Towards trusted data sharing: guidance and case studies
Data sharing checklist
7. Identify the architectures and technologies needed to enable data sharing
- What architecture is appropriate? What is the processing model: will data be processed where it is stored or moved elsewhere to be processed?
- What platforms and other technologies will be required to create, store, transfer or process the data?
- What are the non-functional requirements for technology design, such as volume and growth rate, frequency of change, security needs, availability needs and performance needs? What timeliness of access is required, including real-time access?
- What technologies are available that allow data sharing in a controlled way? What technologies and methods enable effective data curation; for example, data tagging, standards, security or other methods?
- How do technologies help address commercial and regulatory constraints?
- How do the technologies help deliver the business model? How do the technologies affect the terms upon which the data is shared and what are the broader business implications?

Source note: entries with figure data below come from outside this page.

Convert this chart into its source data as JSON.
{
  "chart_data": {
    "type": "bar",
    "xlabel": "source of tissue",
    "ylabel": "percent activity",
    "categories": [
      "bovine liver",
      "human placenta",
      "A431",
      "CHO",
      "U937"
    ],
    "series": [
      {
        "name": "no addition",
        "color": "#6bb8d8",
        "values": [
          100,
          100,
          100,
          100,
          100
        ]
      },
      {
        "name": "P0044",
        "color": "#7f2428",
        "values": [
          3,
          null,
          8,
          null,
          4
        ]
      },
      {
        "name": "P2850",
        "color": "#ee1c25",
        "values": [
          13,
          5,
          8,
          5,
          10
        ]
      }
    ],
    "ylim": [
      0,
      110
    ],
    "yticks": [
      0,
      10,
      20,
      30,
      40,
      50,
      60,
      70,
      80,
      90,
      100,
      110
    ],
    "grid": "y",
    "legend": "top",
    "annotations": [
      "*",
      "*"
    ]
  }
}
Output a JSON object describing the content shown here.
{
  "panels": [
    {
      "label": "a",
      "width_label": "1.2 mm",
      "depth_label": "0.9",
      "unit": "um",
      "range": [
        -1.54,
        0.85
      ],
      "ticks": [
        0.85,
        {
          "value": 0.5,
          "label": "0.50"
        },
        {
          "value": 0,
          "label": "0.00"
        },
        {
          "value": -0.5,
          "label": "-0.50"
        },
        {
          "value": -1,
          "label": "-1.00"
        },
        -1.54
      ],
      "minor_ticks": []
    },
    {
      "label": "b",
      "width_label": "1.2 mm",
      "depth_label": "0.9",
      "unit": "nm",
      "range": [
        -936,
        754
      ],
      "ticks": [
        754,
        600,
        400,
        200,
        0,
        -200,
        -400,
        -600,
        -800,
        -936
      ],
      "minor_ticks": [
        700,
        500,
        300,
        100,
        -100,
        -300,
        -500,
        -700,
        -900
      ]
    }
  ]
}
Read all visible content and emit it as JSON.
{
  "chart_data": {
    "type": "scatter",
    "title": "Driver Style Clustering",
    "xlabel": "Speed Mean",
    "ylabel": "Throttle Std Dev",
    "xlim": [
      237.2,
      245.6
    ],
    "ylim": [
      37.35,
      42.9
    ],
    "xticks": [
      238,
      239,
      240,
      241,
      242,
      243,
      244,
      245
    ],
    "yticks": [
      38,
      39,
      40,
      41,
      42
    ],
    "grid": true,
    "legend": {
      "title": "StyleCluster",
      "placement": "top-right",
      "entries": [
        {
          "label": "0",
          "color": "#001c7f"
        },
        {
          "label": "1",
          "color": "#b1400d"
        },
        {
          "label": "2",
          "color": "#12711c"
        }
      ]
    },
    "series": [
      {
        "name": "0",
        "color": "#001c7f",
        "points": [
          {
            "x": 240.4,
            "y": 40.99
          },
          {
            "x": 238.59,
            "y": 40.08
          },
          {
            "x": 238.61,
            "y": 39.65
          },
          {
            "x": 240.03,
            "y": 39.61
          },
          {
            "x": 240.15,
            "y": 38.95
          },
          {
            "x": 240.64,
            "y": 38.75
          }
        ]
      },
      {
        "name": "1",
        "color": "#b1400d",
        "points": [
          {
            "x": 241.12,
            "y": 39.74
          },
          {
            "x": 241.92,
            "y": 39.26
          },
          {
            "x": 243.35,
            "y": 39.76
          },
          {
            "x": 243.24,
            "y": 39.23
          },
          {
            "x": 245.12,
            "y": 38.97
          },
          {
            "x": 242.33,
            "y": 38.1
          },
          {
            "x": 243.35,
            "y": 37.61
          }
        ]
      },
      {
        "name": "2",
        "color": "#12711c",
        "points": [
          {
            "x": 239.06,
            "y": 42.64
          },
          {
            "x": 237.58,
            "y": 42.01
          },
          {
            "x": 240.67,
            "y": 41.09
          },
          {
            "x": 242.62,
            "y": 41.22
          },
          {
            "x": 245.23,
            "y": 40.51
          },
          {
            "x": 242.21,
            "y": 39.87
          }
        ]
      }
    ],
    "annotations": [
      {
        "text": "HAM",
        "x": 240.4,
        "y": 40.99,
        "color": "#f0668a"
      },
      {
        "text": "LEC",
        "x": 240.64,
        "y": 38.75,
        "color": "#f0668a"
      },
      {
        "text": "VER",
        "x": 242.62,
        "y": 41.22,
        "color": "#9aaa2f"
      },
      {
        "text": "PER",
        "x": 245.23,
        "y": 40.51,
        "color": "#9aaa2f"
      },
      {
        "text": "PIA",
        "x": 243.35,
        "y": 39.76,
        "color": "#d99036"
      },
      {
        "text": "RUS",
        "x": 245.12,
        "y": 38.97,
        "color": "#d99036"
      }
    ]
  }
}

Learning from the case studies:
Various technologies and architectures can help to enable trusted data sharing. Some are well established, while others are still being developed and tested. Several the case studies are current or recent R&D projects developing new architectures and technologies such as Databox, oneTRANSPORT, MK:Smart, CityVerve Manchester and Industrial Data Space.
A strong partnership can influence the success of innovative technological solutions in development, as has been illustrated by the CityVerve Manchester and oneTRANSPORT projects. The relationship between technology provider and client needs to be more collaborative, with both sharing the risk.
Using standards that enable interoperability and data portability enhances data value. For example, Hypercat was used in the CityVerve Manchester project to support a integrated approach to data hubs, while oneM2M was used in the oneTRANSPORT project. There are many overlapping and conflicting standards that are siloed and fragmented so agreement needs to be supported.
It would benefit organisations to identify and implement appropriate management standards for data hubs early on, such as standards for information security management systems, metadata and governance.
It is important to not underestimate the resource required to ensure quality and integrity of data, including maintaining real-time data feeds with automatic real-time data validation. Organisations should ideally automate processes where possible, as done by The Weather Company, and create an approach that can deal with uncertainties in data quality. Data quality was one area of investigation in the MK:Smart project.
Technologies can help with enforcing usage rights and restrictions, enabling trust between organisations sharing data. Several of the projects, including Industrial Data Space and CityVerve Manchester, are developing such technologies.
Rapid prototyping and agile software development, along with early pilots, are useful to demonstrate benefits early on, which is the approach that will be used by the Data and Analytics Facility for National Infrastructure (DAFNI).